Andy
Senior Member (Voting rights)
Highlights
- A continuous HRL learns cue-triggered anticipatory compensation (tolerance).
- Context-gated inhibition captures extinction and rapid reacquisition.
- Asymmetric reinforcement weighting enables learning near set points.
- A multivariable HRL reveals priority-driven trade-offs and non-recovery.

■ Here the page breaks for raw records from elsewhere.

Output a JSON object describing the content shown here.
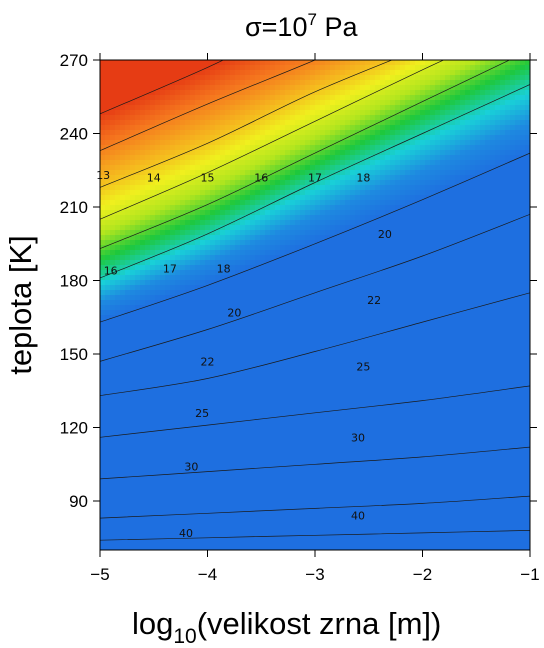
{
  "chart_data": {
    "type": "heatmap",
    "title_base": "σ=10",
    "title_exponent": "7",
    "title_unit": " Pa",
    "xlabel_base": "log",
    "xlabel_sub": "10",
    "xlabel_rest": "(velikost zrna [m])",
    "ylabel": "teplota [K]",
    "xlim": [
      -5,
      -1
    ],
    "ylim": [
      70,
      270
    ],
    "x_ticks": [
      {
        "value": -5,
        "label": "−5"
      },
      {
        "value": -4,
        "label": "−4"
      },
      {
        "value": -3,
        "label": "−3"
      },
      {
        "value": -2,
        "label": "−2"
      },
      {
        "value": -1,
        "label": "−1"
      }
    ],
    "y_ticks": [
      {
        "value": 90,
        "label": "90"
      },
      {
        "value": 120,
        "label": "120"
      },
      {
        "value": 150,
        "label": "150"
      },
      {
        "value": 180,
        "label": "180"
      },
      {
        "value": 210,
        "label": "210"
      },
      {
        "value": 240,
        "label": "240"
      },
      {
        "value": 270,
        "label": "270"
      }
    ],
    "colormap": [
      "#1e6fe0",
      "#1e8ae0",
      "#19d0d8",
      "#1ec83c",
      "#b4e61e",
      "#f0f01e",
      "#f5b41e",
      "#f5781e",
      "#e63c14"
    ],
    "colormap_range": [
      20,
      13
    ],
    "contours": [
      {
        "level": 13,
        "label": "13",
        "line": [
          [
            -5,
            248
          ],
          [
            -4,
            267
          ],
          [
            -3.3,
            282
          ]
        ],
        "labels": [
          {
            "x": -4.97,
            "y": 223,
            "text": "13"
          }
        ]
      },
      {
        "level": 14,
        "label": "14",
        "line": [
          [
            -5,
            233
          ],
          [
            -4,
            252
          ],
          [
            -3,
            270
          ],
          [
            -2.5,
            280
          ]
        ],
        "labels": [
          {
            "x": -4.5,
            "y": 222,
            "text": "14"
          }
        ]
      },
      {
        "level": 15,
        "label": "15",
        "line": [
          [
            -5,
            218
          ],
          [
            -4,
            236
          ],
          [
            -3,
            257
          ],
          [
            -2,
            275
          ]
        ],
        "labels": [
          {
            "x": -4.0,
            "y": 222,
            "text": "15"
          }
        ]
      },
      {
        "level": 16,
        "label": "16",
        "line": [
          [
            -5,
            205
          ],
          [
            -4,
            224
          ],
          [
            -3,
            245
          ],
          [
            -2,
            266
          ],
          [
            -1.5,
            276
          ]
        ],
        "labels": [
          {
            "x": -4.9,
            "y": 184,
            "text": "16"
          },
          {
            "x": -3.5,
            "y": 222,
            "text": "16"
          }
        ]
      },
      {
        "level": 17,
        "label": "17",
        "line": [
          [
            -5,
            193
          ],
          [
            -4,
            211
          ],
          [
            -3,
            232
          ],
          [
            -2,
            253
          ],
          [
            -1,
            274
          ]
        ],
        "labels": [
          {
            "x": -4.35,
            "y": 185,
            "text": "17"
          },
          {
            "x": -3.0,
            "y": 222,
            "text": "17"
          }
        ]
      },
      {
        "level": 18,
        "label": "18",
        "line": [
          [
            -5,
            181
          ],
          [
            -4,
            199
          ],
          [
            -3,
            220
          ],
          [
            -2,
            240
          ],
          [
            -1,
            260
          ]
        ],
        "labels": [
          {
            "x": -3.85,
            "y": 185,
            "text": "18"
          },
          {
            "x": -2.55,
            "y": 222,
            "text": "18"
          }
        ]
      },
      {
        "level": 20,
        "label": "20",
        "line": [
          [
            -5,
            163
          ],
          [
            -4,
            178
          ],
          [
            -3,
            195
          ],
          [
            -2,
            213
          ],
          [
            -1,
            232
          ]
        ],
        "labels": [
          {
            "x": -3.75,
            "y": 167,
            "text": "20"
          },
          {
            "x": -2.35,
            "y": 199,
            "text": "20"
          }
        ]
      },
      {
        "level": 22,
        "label": "22",
        "line": [
          [
            -5,
            147
          ],
          [
            -4,
            160
          ],
          [
            -3,
            175
          ],
          [
            -2,
            190
          ],
          [
            -1,
            207
          ]
        ],
        "labels": [
          {
            "x": -4.0,
            "y": 147,
            "text": "22"
          },
          {
            "x": -2.45,
            "y": 172,
            "text": "22"
          }
        ]
      },
      {
        "level": 25,
        "label": "25",
        "line": [
          [
            -5,
            133
          ],
          [
            -4,
            140
          ],
          [
            -3,
            151
          ],
          [
            -2,
            163
          ],
          [
            -1,
            175
          ]
        ],
        "labels": [
          {
            "x": -4.05,
            "y": 126,
            "text": "25"
          },
          {
            "x": -2.55,
            "y": 145,
            "text": "25"
          }
        ]
      },
      {
        "level": 30,
        "label": "30",
        "line": [
          [
            -5,
            116
          ],
          [
            -4,
            121
          ],
          [
            -3,
            126
          ],
          [
            -2,
            131
          ],
          [
            -1,
            137
          ]
        ],
        "labels": [
          {
            "x": -4.15,
            "y": 104,
            "text": "30"
          },
          {
            "x": -2.6,
            "y": 116,
            "text": "30"
          }
        ]
      },
      {
        "level": 40,
        "label": "40",
        "line": [
          [
            -5,
            99
          ],
          [
            -4,
            102
          ],
          [
            -3,
            105
          ],
          [
            -2,
            108
          ],
          [
            -1,
            112
          ]
        ],
        "labels": [
          {
            "x": -4.2,
            "y": 77,
            "text": "40"
          },
          {
            "x": -2.6,
            "y": 84,
            "text": "40"
          }
        ]
      },
      {
        "level": 60,
        "label": "",
        "line": [
          [
            -5,
            83
          ],
          [
            -4,
            85
          ],
          [
            -3,
            87
          ],
          [
            -2,
            89
          ],
          [
            -1,
            92
          ]
        ],
        "labels": []
      },
      {
        "level": 90,
        "label": "",
        "line": [
          [
            -5,
            74
          ],
          [
            -4,
            75
          ],
          [
            -3,
            76
          ],
          [
            -2,
            77
          ],
          [
            -1,
            78
          ]
        ],
        "labels": []
      }
    ]
  }
}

- The model reproduces ethanol-induced hypothermia, tolerance, and rapid reacquisition.
Abstract
Living systems maintain physiological variables such as temperature, blood pressure, and glucose within narrow ranges—a process known as homeostasis. Homeostasis involves not only reactive feedback but also anticipatory adjustments shaped by experience. Prior homeostatic reinforcement learning (HRL) models have provided a computational account of anticipatory regulation under homeostatic challenges. However, existing formulations lack mechanisms for gradual, trial-by-trial adjustment and for extinction learning.To address this issue, we developed a continuous HRL framework that enables trial-wise tuning of anticipatory regulation. The model incorporates biologically informed components: asymmetric reinforcement, weighting negative outcomes more than positive outcomes; and a dual-unit, context-gated inhibitory mechanism. We applied the framework to thermoregulatory conditioning with ethanol-induced hypothermia and successfully reproduced cue-triggered compensation, gradual tolerance, and rapid reacquisition after extinction. We then extended the framework to multiple physiological variables influenced by shared neural or hormonal control signals, where compensating one variable can necessarily incur costs in others (e.g., heating at the expense of a fuel-like resource). Under uneven regulatory priorities, deviations propagated through shared control, yielding cascading, system-wide failure to stabilize near the ideal state—a failure mode discussed in autonomic dysregulation (e.g., dysautonomia, myalgic encephalomyelitis/chronic fatigue syndrome). Overall, our framework provides a computational basis to advances a systems-level understanding of multi-organ homeostatic dysregulation in vivo.